Behind this book lies the recognition that all the good things of this world need fresh encouragement if they are not to be overtaken by the bad things threatening to wipe them out. The world's woes are not articulated here, but the sadness to which they give rise is this book's quiet underpinning. Still, if what we see on the news invites desperation, Shields gives that desperation a mind-altering adrenaline rush. To make sense of things isn't advisable now, she might explain. Better to unhinge them and see them as they would be, instead of as they are.
A surreal intersection between rhapsody and lamentation is where this collection resides. What happens in the story “Windows,” for instance, when the government levies a tax on glass? To up the ante, the story is told by a painter, married to a second painter, their house and studio a celebration of daylight until they need to board up the windows to save cash. “Inside was trapped the darkness of a primitive world” followed by “a curious amnesia of the self … We kept to our separate corners … this was a flat, dull width of time.” Without passion, too, until the painter forgoes her dark canvas and paints the boarded-up window instead. Like many of these stories, “Windows” pays homage to the resourcefulness of love. “One of us reached forward to apply a final brushstroke … not real light … but the idea of light—infinitely more alluring than light itself.”

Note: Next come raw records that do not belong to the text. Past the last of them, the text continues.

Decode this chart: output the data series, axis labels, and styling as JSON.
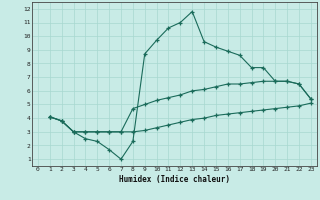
{
  "xlabel": "Humidex (Indice chaleur)",
  "bg_color": "#c8ebe6",
  "grid_color": "#a8d8d0",
  "line_color": "#1a6b5a",
  "xlim": [
    -0.5,
    23.5
  ],
  "ylim": [
    0.5,
    12.5
  ],
  "xticks": [
    0,
    1,
    2,
    3,
    4,
    5,
    6,
    7,
    8,
    9,
    10,
    11,
    12,
    13,
    14,
    15,
    16,
    17,
    18,
    19,
    20,
    21,
    22,
    23
  ],
  "yticks": [
    1,
    2,
    3,
    4,
    5,
    6,
    7,
    8,
    9,
    10,
    11,
    12
  ],
  "line1_x": [
    1,
    2,
    3,
    4,
    5,
    6,
    7,
    8,
    9,
    10,
    11,
    12,
    13,
    14,
    15,
    16,
    17,
    18,
    19,
    20,
    21,
    22,
    23
  ],
  "line1_y": [
    4.1,
    3.8,
    3.0,
    2.5,
    2.3,
    1.7,
    1.0,
    2.3,
    8.7,
    9.7,
    10.6,
    11.0,
    11.8,
    9.6,
    9.2,
    8.9,
    8.6,
    7.7,
    7.7,
    6.7,
    6.7,
    6.5,
    5.4
  ],
  "line2_x": [
    1,
    2,
    3,
    4,
    5,
    6,
    7,
    8,
    9,
    10,
    11,
    12,
    13,
    14,
    15,
    16,
    17,
    18,
    19,
    20,
    21,
    22,
    23
  ],
  "line2_y": [
    4.1,
    3.8,
    3.0,
    3.0,
    3.0,
    3.0,
    3.0,
    4.7,
    5.0,
    5.3,
    5.5,
    5.7,
    6.0,
    6.1,
    6.3,
    6.5,
    6.5,
    6.6,
    6.7,
    6.7,
    6.7,
    6.5,
    5.4
  ],
  "line3_x": [
    1,
    2,
    3,
    4,
    5,
    6,
    7,
    8,
    9,
    10,
    11,
    12,
    13,
    14,
    15,
    16,
    17,
    18,
    19,
    20,
    21,
    22,
    23
  ],
  "line3_y": [
    4.1,
    3.8,
    3.0,
    3.0,
    3.0,
    3.0,
    3.0,
    3.0,
    3.1,
    3.3,
    3.5,
    3.7,
    3.9,
    4.0,
    4.2,
    4.3,
    4.4,
    4.5,
    4.6,
    4.7,
    4.8,
    4.9,
    5.1
  ]
}
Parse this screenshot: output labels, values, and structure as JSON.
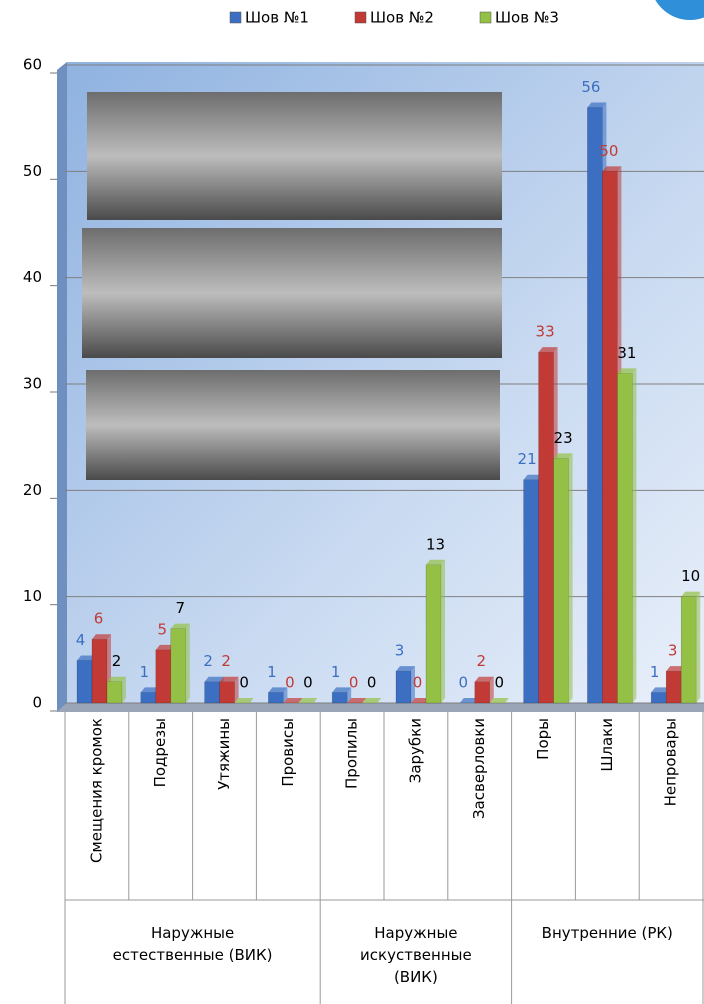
{
  "chart_data": {
    "type": "bar",
    "categories": [
      "Смещения кромок",
      "Подрезы",
      "Утяжины",
      "Провисы",
      "Пропилы",
      "Зарубки",
      "Засверловки",
      "Поры",
      "Шлаки",
      "Непровары"
    ],
    "groups": [
      "Наружные\nестественные  (ВИК)",
      "Наружные\nискуственные\n(ВИК)",
      "Внутренние  (РК)"
    ],
    "series": [
      {
        "name": "Шов №1",
        "color": "#3c6fc2",
        "values": [
          4,
          1,
          2,
          1,
          1,
          3,
          0,
          21,
          56,
          1
        ]
      },
      {
        "name": "Шов №2",
        "color": "#c23a36",
        "values": [
          6,
          5,
          2,
          0,
          0,
          0,
          2,
          33,
          50,
          3
        ]
      },
      {
        "name": "Шов №3",
        "color": "#94c045",
        "values": [
          2,
          7,
          0,
          0,
          0,
          13,
          0,
          23,
          31,
          10
        ]
      }
    ],
    "ylim": [
      0,
      60
    ],
    "yticks": [
      0,
      10,
      20,
      30,
      40,
      50,
      60
    ],
    "grid": true
  }
}
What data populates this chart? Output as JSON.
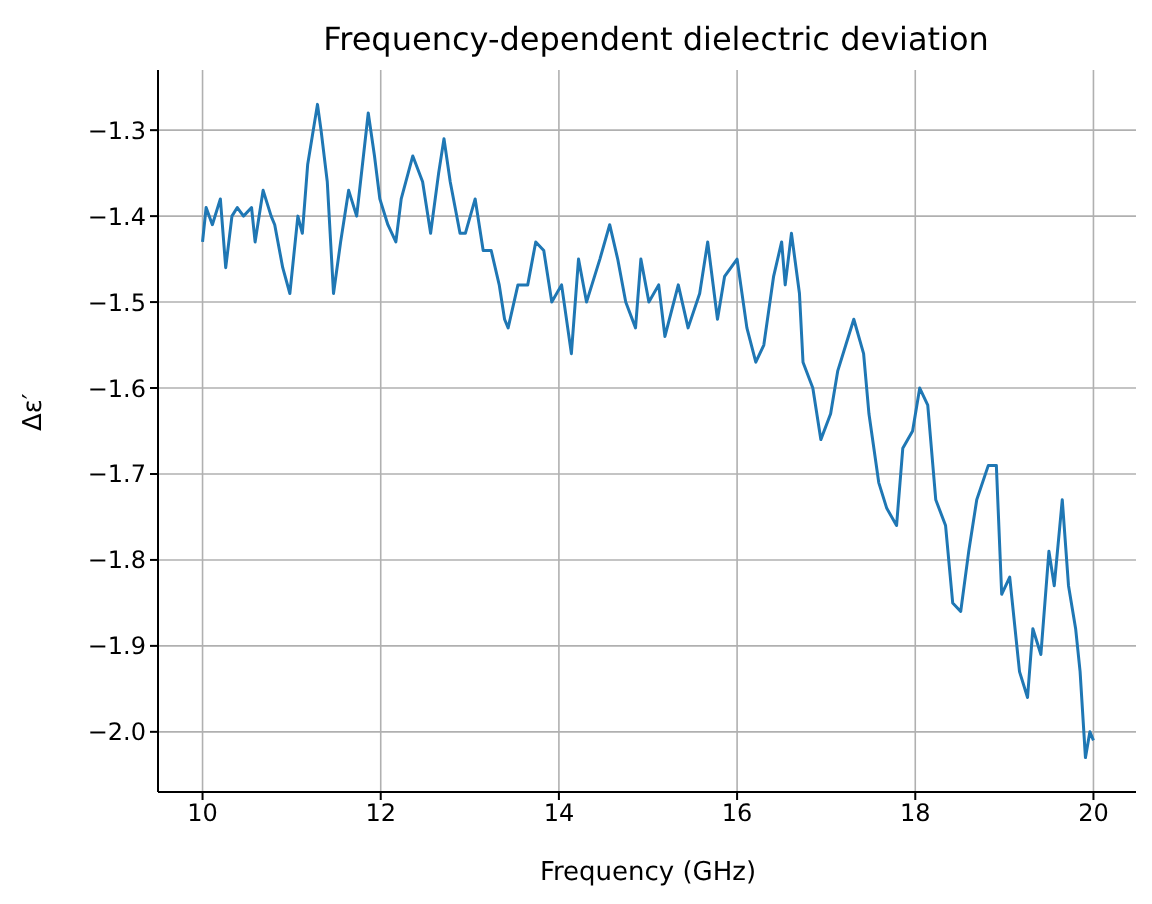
{
  "chart_data": {
    "type": "line",
    "title": "Frequency-dependent dielectric deviation",
    "xlabel": "Frequency (GHz)",
    "ylabel": "Δε′",
    "x": [
      10.0,
      10.04,
      10.11,
      10.2,
      10.26,
      10.33,
      10.39,
      10.46,
      10.55,
      10.59,
      10.68,
      10.77,
      10.81,
      10.9,
      10.98,
      11.07,
      11.12,
      11.18,
      11.29,
      11.33,
      11.4,
      11.47,
      11.55,
      11.64,
      11.73,
      11.86,
      11.93,
      11.99,
      12.08,
      12.17,
      12.23,
      12.36,
      12.47,
      12.56,
      12.65,
      12.71,
      12.78,
      12.89,
      12.95,
      13.06,
      13.15,
      13.24,
      13.33,
      13.39,
      13.43,
      13.54,
      13.65,
      13.74,
      13.83,
      13.92,
      14.03,
      14.14,
      14.22,
      14.31,
      14.46,
      14.57,
      14.66,
      14.75,
      14.86,
      14.92,
      15.01,
      15.12,
      15.19,
      15.34,
      15.45,
      15.58,
      15.67,
      15.78,
      15.86,
      16.0,
      16.11,
      16.21,
      16.3,
      16.41,
      16.5,
      16.54,
      16.61,
      16.7,
      16.74,
      16.85,
      16.94,
      17.05,
      17.13,
      17.22,
      17.31,
      17.42,
      17.48,
      17.59,
      17.68,
      17.79,
      17.86,
      17.97,
      18.05,
      18.14,
      18.23,
      18.34,
      18.42,
      18.51,
      18.6,
      18.69,
      18.82,
      18.91,
      18.97,
      19.06,
      19.17,
      19.26,
      19.32,
      19.41,
      19.5,
      19.56,
      19.65,
      19.72,
      19.8,
      19.85,
      19.91,
      19.96,
      20.0
    ],
    "series": [
      {
        "color": "#1f77b4",
        "values": [
          -1.43,
          -1.39,
          -1.41,
          -1.38,
          -1.46,
          -1.4,
          -1.39,
          -1.4,
          -1.39,
          -1.43,
          -1.37,
          -1.4,
          -1.41,
          -1.46,
          -1.49,
          -1.4,
          -1.42,
          -1.34,
          -1.27,
          -1.3,
          -1.36,
          -1.49,
          -1.43,
          -1.37,
          -1.4,
          -1.28,
          -1.33,
          -1.38,
          -1.41,
          -1.43,
          -1.38,
          -1.33,
          -1.36,
          -1.42,
          -1.35,
          -1.31,
          -1.36,
          -1.42,
          -1.42,
          -1.38,
          -1.44,
          -1.44,
          -1.48,
          -1.52,
          -1.53,
          -1.48,
          -1.48,
          -1.43,
          -1.44,
          -1.5,
          -1.48,
          -1.56,
          -1.45,
          -1.5,
          -1.45,
          -1.41,
          -1.45,
          -1.5,
          -1.53,
          -1.45,
          -1.5,
          -1.48,
          -1.54,
          -1.48,
          -1.53,
          -1.49,
          -1.43,
          -1.52,
          -1.47,
          -1.45,
          -1.53,
          -1.57,
          -1.55,
          -1.47,
          -1.43,
          -1.48,
          -1.42,
          -1.49,
          -1.57,
          -1.6,
          -1.66,
          -1.63,
          -1.58,
          -1.55,
          -1.52,
          -1.56,
          -1.63,
          -1.71,
          -1.74,
          -1.76,
          -1.67,
          -1.65,
          -1.6,
          -1.62,
          -1.73,
          -1.76,
          -1.85,
          -1.86,
          -1.79,
          -1.73,
          -1.69,
          -1.69,
          -1.84,
          -1.82,
          -1.93,
          -1.96,
          -1.88,
          -1.91,
          -1.79,
          -1.83,
          -1.73,
          -1.83,
          -1.88,
          -1.93,
          -2.03,
          -2.0,
          -2.01
        ]
      }
    ],
    "xlim": [
      9.5,
      20.5
    ],
    "xticks": [
      10,
      12,
      14,
      16,
      18,
      20
    ],
    "ylim": [
      -2.07,
      -1.23
    ],
    "yticks": [
      {
        "value": -2.0,
        "label": "−2.0"
      },
      {
        "value": -1.9,
        "label": "−1.9"
      },
      {
        "value": -1.8,
        "label": "−1.8"
      },
      {
        "value": -1.7,
        "label": "−1.7"
      },
      {
        "value": -1.6,
        "label": "−1.6"
      },
      {
        "value": -1.5,
        "label": "−1.5"
      },
      {
        "value": -1.4,
        "label": "−1.4"
      },
      {
        "value": -1.3,
        "label": "−1.3"
      }
    ],
    "grid": true,
    "marker": "none",
    "line_style": "solid",
    "legend": false
  }
}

Likewise, in “Absence” a writer whose word processor no longer includes a certain vowel, and who finds that “the broken key [demands] of her a parallel surrender,” asks “why … had she stayed so long enclosed by the tough, lonely pronoun of her body when the whole world beckoned?” In “Harp” a woman injured by a falling harp is “awarded the unexpected buoyancy of flight,” and in “Mirrors” a man and woman who decide to rid their house of mirrors find themselves unable to look away from each other, their eyes “caught on the thread of a shared joke … at home behind the screen of each other's face.” “Weather” tells of a couple weathering the time when not only the meteorologists but the climate go on strike, and in “Soup du Jour” a forgetful child sent shopping for celery feels “thunderous” gratitude, freed of the “confines of the … everyday world to which … he has been condemned.”
“We cannot live without our illusions,” declares one of the characters in this book, but what is significant here is that illusion is neither defense nor escape. Rather, it is transformative, and in story after story these whimsical characters stake their hopes, and their hearts, on it. Whether they choose to do so, or are helpless not to do so, is a question neither openly posed nor resolved. But from fantasy springs a kind of necessary innocence. These narrators are painstakingly gullible, instantly credulous of the strangest events. What's more they never once pause to question, or to doubt, their own significance but rather indulge in a delighted self-consciousness that mirrors Shields's own.
Along with being an important work, Dressing Up for the Carnival is an endlessly levitating entertainment. The narrator of “Invention” proudly claims to be descended from the inventor of the comma and to be related to the inventor of the hyphen as well. She also claims lineage with the inventor of daydreams. “Some of us are needed who merely keep the historical record,” she adds, though “sometimes we risk our small emendations.” This book insists upon an emended world, and we should be humbly delighted to be ever so distantly related to the person who created it.